Our bodies, when functioning properly, are amazing machines. In order for that machine to function properly, there are several essential ingredients. Oxygen, of course, along with water, protein, essential fatty acids, and several other nutrients.
Iodine likely isn’t one of the first essential nutrients that comes to mind, but our bodies couldn’t function without it. It regulates thyroid function, which impacts body temperature, metabolism, growth, red blood cell production, muscle function, and more.
Iodine deficiency was a common problem in what was once called the “goiter belt” in the United States. This area included the Upper Midwest and Great Lakes states where iodine is deficient in the soil and plants. Iodine deficiency in adults leads to a condition called “goiter”, in which the thyroid gland swells to a noticeably large size. Significant iodine deficiency during pregnancy and childhood has more severe consequences for the child, leading to severe and irreversible stunting of mental and physical development.
One of the great victories of nutrition in public health was the widespread iodization of salt. This movement began in the United States and Switzerland in the early 1920’s after physicians discovered the impact of goiter symptoms disqualifying young men from serving in the military during World War I. Although it took a few decades to become common practice, over 90% of homes in the United States now use iodized salt. With that change, the prevalence of goiter has fallen dramatically in the population. Other countries have added iodine to bread and drinking water as well, although it should be noted that excess intake of iodine can also negatively affect thyroid function.

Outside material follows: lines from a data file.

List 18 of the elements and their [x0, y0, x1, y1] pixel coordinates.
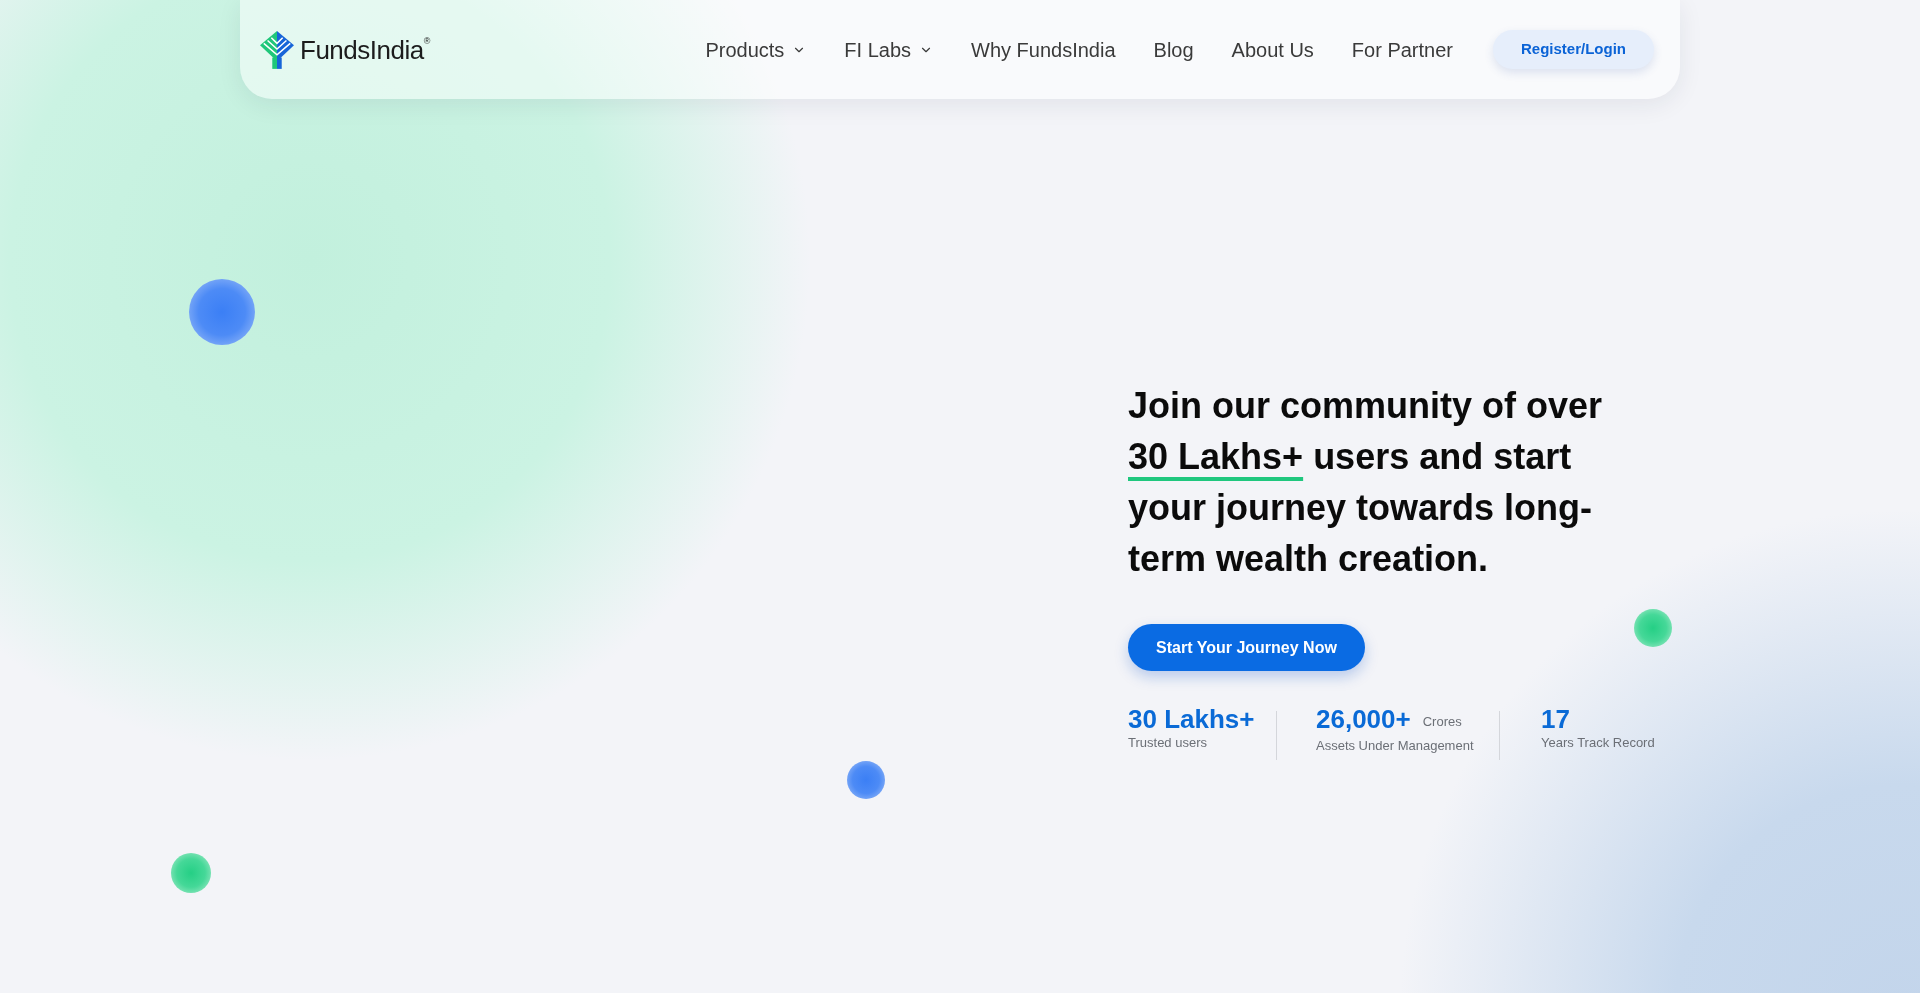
stat-unit: Crores: [1422, 714, 1462, 730]
start-journey-button[interactable]: Start Your Journey Now: [1128, 624, 1365, 671]
nav-dropdown[interactable]: Products: [705, 34, 807, 65]
logo-link[interactable]: FundsIndia$^{®}$: [260, 30, 430, 69]
nav-link[interactable]: About Us: [1231, 34, 1314, 65]
nav-link[interactable]: For Partner: [1351, 34, 1453, 65]
stat-label: Years Track Record: [1541, 735, 1655, 751]
stat-value: 17: [1541, 703, 1570, 735]
nav-dropdown[interactable]: FI Labs: [844, 34, 934, 65]
register-login-button[interactable]: Register/Login: [1493, 30, 1654, 69]
stat-label: Assets Under Management: [1316, 738, 1474, 754]
stat-value: 26,000+: [1316, 703, 1411, 735]
logo-icon: [260, 30, 294, 69]
stat-label: Trusted users: [1128, 735, 1207, 751]
nav-link[interactable]: Why FundsIndia: [971, 34, 1116, 65]
nav-link[interactable]: Blog: [1153, 34, 1194, 65]
stat-value: 30 Lakhs+: [1128, 703, 1255, 735]
hero-headline: Join our community of over 30 Lakhs+ users and start your journey towards long-term wealth creation.: [1128, 384, 1604, 581]
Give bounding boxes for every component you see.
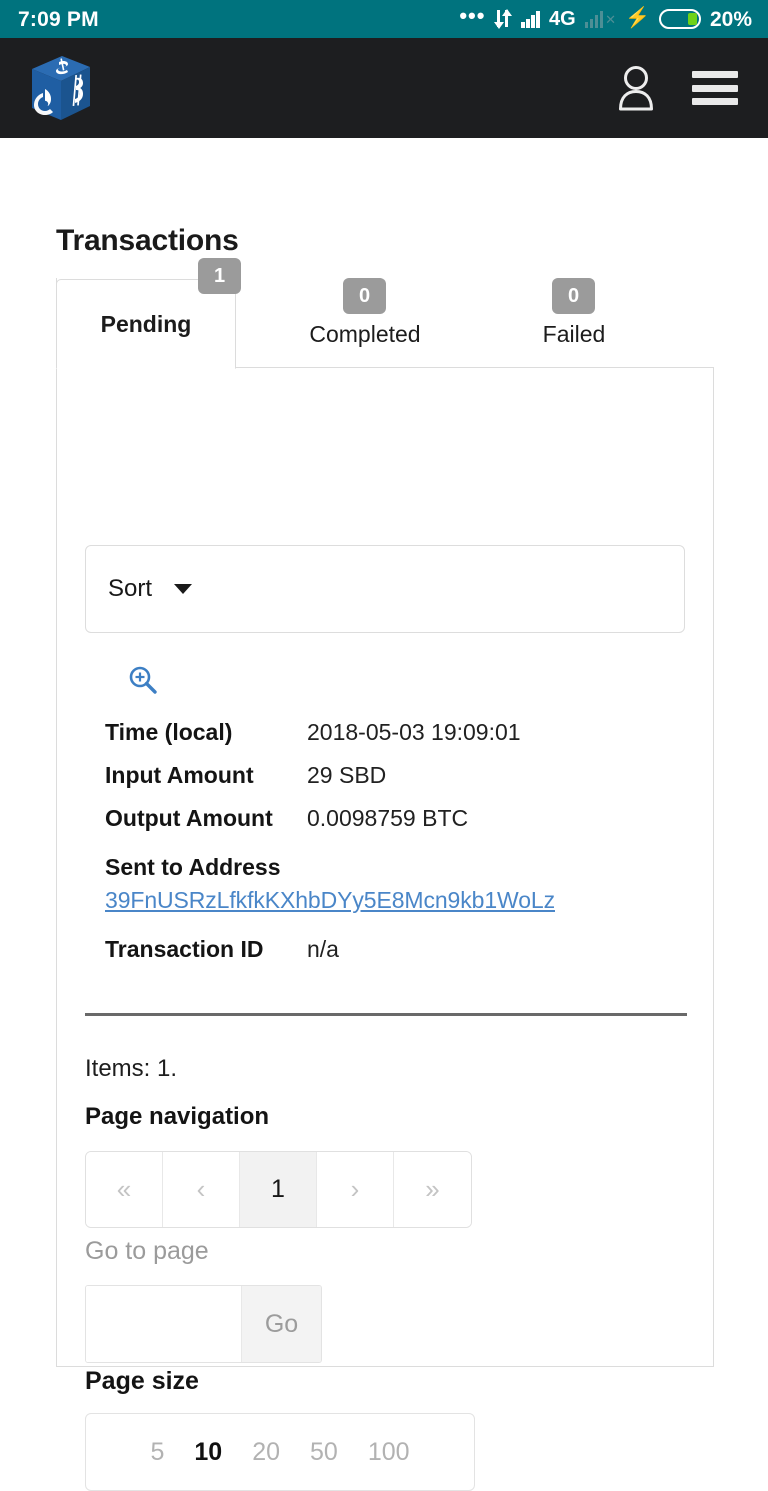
- status-bar: 7:09 PM ••• 4G ✕ ⚡ 20%: [0, 0, 768, 38]
- table-row: Sent to Address: [85, 854, 687, 881]
- table-row: Time (local) 2018-05-03 19:09:01: [85, 719, 687, 746]
- chevron-down-icon: [174, 584, 193, 594]
- sent-to-address-label: Sent to Address: [105, 854, 281, 880]
- page-1-button[interactable]: 1: [240, 1152, 317, 1227]
- header-actions: [616, 65, 738, 111]
- transaction-detail-toggle[interactable]: [85, 657, 687, 703]
- transaction-id-value: n/a: [307, 936, 339, 962]
- first-page-button[interactable]: «: [86, 1152, 163, 1227]
- tab-pending-badge: 1: [198, 258, 241, 294]
- page-size-option-10[interactable]: 10: [194, 1438, 222, 1467]
- go-to-page-input[interactable]: [86, 1286, 241, 1362]
- next-page-button[interactable]: ›: [317, 1152, 394, 1227]
- transaction-id-label: Transaction ID: [105, 936, 264, 962]
- sent-to-address-row: 39FnUSRzLfkfkKXhbDYy5E8Mcn9kb1WoLz: [85, 887, 687, 914]
- page-size-option-100[interactable]: 100: [368, 1438, 410, 1467]
- zoom-in-icon: [129, 666, 157, 694]
- transactions-panel: Sort Time (local) 2018-05-03 19:09:01 In…: [56, 367, 714, 1491]
- page-title: Transactions: [56, 224, 239, 257]
- page-navigation-title: Page navigation: [85, 1103, 270, 1130]
- row-label: Time (local): [105, 719, 233, 745]
- data-transfer-icon: [493, 9, 512, 29]
- transaction-status-tabs: Pending 1 Completed 0 Failed 0: [56, 258, 714, 369]
- tab-pending[interactable]: Pending 1: [56, 258, 241, 369]
- section-divider: [85, 1013, 687, 1016]
- pagination-controls: « ‹ 1 › »: [85, 1151, 472, 1228]
- sort-select[interactable]: Sort: [85, 545, 685, 633]
- tab-failed-badge: 0: [552, 278, 595, 314]
- page-size-selector: 5 10 20 50 100: [85, 1413, 475, 1491]
- battery-percent-label: 20%: [709, 7, 752, 31]
- table-row: Output Amount 0.0098759 BTC: [85, 805, 687, 832]
- previous-page-button[interactable]: ‹: [163, 1152, 240, 1227]
- status-bar-icons: ••• 4G ✕ ⚡ 20%: [459, 2, 752, 31]
- app-header: [0, 38, 768, 138]
- page-size-title: Page size: [85, 1367, 199, 1395]
- tab-completed[interactable]: Completed 0: [236, 278, 494, 368]
- tab-failed-label: Failed: [542, 320, 606, 347]
- transaction-record: Time (local) 2018-05-03 19:09:01 Input A…: [85, 657, 687, 963]
- tab-completed-label: Completed: [309, 320, 421, 347]
- go-button[interactable]: Go: [241, 1286, 321, 1362]
- page-size-option-5[interactable]: 5: [150, 1438, 164, 1467]
- user-account-icon[interactable]: [616, 65, 656, 111]
- page-content: Transactions Pending 1 Completed 0 Faile…: [0, 138, 768, 1491]
- tab-failed[interactable]: Failed 0: [494, 278, 654, 368]
- more-horizontal-icon: •••: [459, 2, 486, 28]
- row-value: 2018-05-03 19:09:01: [307, 719, 521, 745]
- battery-icon: [658, 9, 701, 29]
- signal-bars-icon: [521, 10, 540, 28]
- charging-bolt-icon: ⚡: [625, 7, 650, 29]
- table-row: Transaction ID n/a: [85, 936, 687, 963]
- last-page-button[interactable]: »: [394, 1152, 471, 1227]
- go-to-page-label: Go to page: [85, 1237, 209, 1265]
- no-sim-signal-icon: ✕: [584, 10, 616, 28]
- sort-select-label: Sort: [108, 575, 153, 602]
- page-size-option-50[interactable]: 50: [310, 1438, 338, 1467]
- page-size-option-20[interactable]: 20: [252, 1438, 280, 1467]
- row-label: Input Amount: [105, 762, 254, 788]
- status-bar-clock: 7:09 PM: [18, 7, 99, 31]
- go-to-page-group: Go: [85, 1285, 322, 1363]
- row-value: 29 SBD: [307, 762, 387, 788]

Iodized salt is now the main source of iodine in the American diet, although it can also be obtained naturally from plant foods grown in iodine-rich soil as well as seafood from the ocean. Seaweed is a particularly rich source of iodine, as most of the iodine in the world is found in the oceans.
If you’re a fan of the trendy Himalayan pink salts and other “natural” salts, you may want to avoid making it your primary salt of choice; they are far lower in iodine than standard iodized salts.
So if you’ve ever wondered what the purpose of iodized salt is…now you know!